O estudo também aponta para uma irracionalidade: o valor médio das execuções dos conselhos (R$ 1.540,74) é muito inferior ao custo médio da cobrança fiscal federal (R$ 4.685,39). Tendo isso em mente, o juiz e doutor em direito Marcelo Martins propõe uma solução baseando-se na economicidade: "as execuções fiscais aforadas pelos conselhos de fiscalização que busquem valores inferiores ao custo médio de cobrança (R$ 4.685,39) devem ser, de plano, remetidas ao arquivo (por ofensa ao princípio constitucional da economicidade), lá devendo permanecer até que o montante da dívida supere o ônus esperado para o respectivo processamento.
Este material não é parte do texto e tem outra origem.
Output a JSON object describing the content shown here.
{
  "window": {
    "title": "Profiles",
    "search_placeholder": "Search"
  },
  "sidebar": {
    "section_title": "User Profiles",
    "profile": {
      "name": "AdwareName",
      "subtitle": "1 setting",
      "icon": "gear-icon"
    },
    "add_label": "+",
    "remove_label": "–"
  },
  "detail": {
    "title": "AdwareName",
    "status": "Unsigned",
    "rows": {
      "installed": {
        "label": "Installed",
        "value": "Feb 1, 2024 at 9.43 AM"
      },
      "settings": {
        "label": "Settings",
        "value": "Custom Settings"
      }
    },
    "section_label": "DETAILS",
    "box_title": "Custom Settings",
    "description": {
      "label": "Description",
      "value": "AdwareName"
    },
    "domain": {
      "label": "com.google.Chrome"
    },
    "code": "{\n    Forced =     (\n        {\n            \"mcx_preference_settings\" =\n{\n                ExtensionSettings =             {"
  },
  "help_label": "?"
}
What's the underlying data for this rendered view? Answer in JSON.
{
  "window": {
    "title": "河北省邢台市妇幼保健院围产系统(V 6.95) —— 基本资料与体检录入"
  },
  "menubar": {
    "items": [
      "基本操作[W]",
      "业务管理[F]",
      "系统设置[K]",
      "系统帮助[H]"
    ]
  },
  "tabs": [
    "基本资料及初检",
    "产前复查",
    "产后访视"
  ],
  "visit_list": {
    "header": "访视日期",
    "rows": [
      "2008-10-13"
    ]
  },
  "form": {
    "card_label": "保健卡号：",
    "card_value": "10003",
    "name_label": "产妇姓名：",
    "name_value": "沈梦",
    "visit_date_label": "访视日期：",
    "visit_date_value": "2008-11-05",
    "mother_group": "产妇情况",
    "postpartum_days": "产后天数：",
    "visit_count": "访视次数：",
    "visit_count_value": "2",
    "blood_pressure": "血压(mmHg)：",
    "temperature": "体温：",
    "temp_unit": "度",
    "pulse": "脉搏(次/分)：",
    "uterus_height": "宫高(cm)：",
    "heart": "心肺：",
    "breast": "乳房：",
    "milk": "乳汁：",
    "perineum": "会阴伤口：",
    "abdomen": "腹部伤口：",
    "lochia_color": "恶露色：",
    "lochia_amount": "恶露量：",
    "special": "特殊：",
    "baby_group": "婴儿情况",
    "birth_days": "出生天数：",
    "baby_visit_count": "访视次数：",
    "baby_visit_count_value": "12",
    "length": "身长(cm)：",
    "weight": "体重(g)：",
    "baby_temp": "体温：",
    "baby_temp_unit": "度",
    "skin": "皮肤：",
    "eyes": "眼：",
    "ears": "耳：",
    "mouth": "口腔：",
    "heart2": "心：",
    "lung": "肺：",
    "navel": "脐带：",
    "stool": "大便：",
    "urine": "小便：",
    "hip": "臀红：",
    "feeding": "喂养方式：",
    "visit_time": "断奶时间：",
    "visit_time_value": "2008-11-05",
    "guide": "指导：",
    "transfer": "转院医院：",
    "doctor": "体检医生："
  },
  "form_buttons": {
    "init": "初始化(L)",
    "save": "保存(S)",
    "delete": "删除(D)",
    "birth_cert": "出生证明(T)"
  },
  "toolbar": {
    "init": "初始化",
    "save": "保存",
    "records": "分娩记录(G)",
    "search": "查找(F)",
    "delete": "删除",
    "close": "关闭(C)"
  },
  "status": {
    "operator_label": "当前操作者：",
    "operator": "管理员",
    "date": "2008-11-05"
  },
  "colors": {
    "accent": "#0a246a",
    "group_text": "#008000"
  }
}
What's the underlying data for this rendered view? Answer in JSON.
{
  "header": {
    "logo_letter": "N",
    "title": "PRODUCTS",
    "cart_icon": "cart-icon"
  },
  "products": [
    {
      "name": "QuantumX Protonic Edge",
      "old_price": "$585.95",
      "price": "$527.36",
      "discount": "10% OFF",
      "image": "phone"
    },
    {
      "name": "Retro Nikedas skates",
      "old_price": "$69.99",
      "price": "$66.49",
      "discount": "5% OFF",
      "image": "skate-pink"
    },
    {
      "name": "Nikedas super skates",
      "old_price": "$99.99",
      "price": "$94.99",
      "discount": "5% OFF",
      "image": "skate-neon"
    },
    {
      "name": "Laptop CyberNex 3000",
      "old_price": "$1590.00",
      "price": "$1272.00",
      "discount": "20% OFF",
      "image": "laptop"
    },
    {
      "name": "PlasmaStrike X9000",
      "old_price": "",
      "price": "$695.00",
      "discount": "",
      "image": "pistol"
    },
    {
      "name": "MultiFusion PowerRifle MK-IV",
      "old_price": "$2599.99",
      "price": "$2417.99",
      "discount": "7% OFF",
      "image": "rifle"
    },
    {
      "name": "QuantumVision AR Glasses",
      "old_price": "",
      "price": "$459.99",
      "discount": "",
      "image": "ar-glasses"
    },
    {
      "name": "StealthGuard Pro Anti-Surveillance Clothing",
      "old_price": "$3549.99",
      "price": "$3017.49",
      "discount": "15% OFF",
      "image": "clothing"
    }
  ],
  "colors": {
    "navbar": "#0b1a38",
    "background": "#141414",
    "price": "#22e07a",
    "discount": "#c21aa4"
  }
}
Conforme visto, há precedente do Superior Tribunal de Justiça nessa linha, decisão que inclusive tomou postura mais rigorosa ao determinar o arquivamento de execução fiscal com valor inferior a R$ 10.000,00. Interpretação contrária, além de agredir a economicidade, não se coaduna com a razoabilidade, parâmetro que, indiscutivelmente, deve inspirar todas as ações e políticas estatais". Seu raciocínio é correto: o Estado perde muito dinheiro com pequenas execuções fiscais.
Os números são claros e iluminadores, pois apontam para um fenômeno não desejável: a justiça utiliza dinheiro do contribuinte (recursos arrecadados de toda a sociedade) para manter um aparato executório ineficiente e que atende aos interesses de determinados grupos corporativos (profissionais liberais).
Algo precisa mudar. Parafraseando Joaquim Falcão, desobstruir a justiça - se é que esse é um dos objetivos do país - e reduzir seus custos implica em rever este uso patológico do Estado (dos juízes e da justiça) por tais conselhos.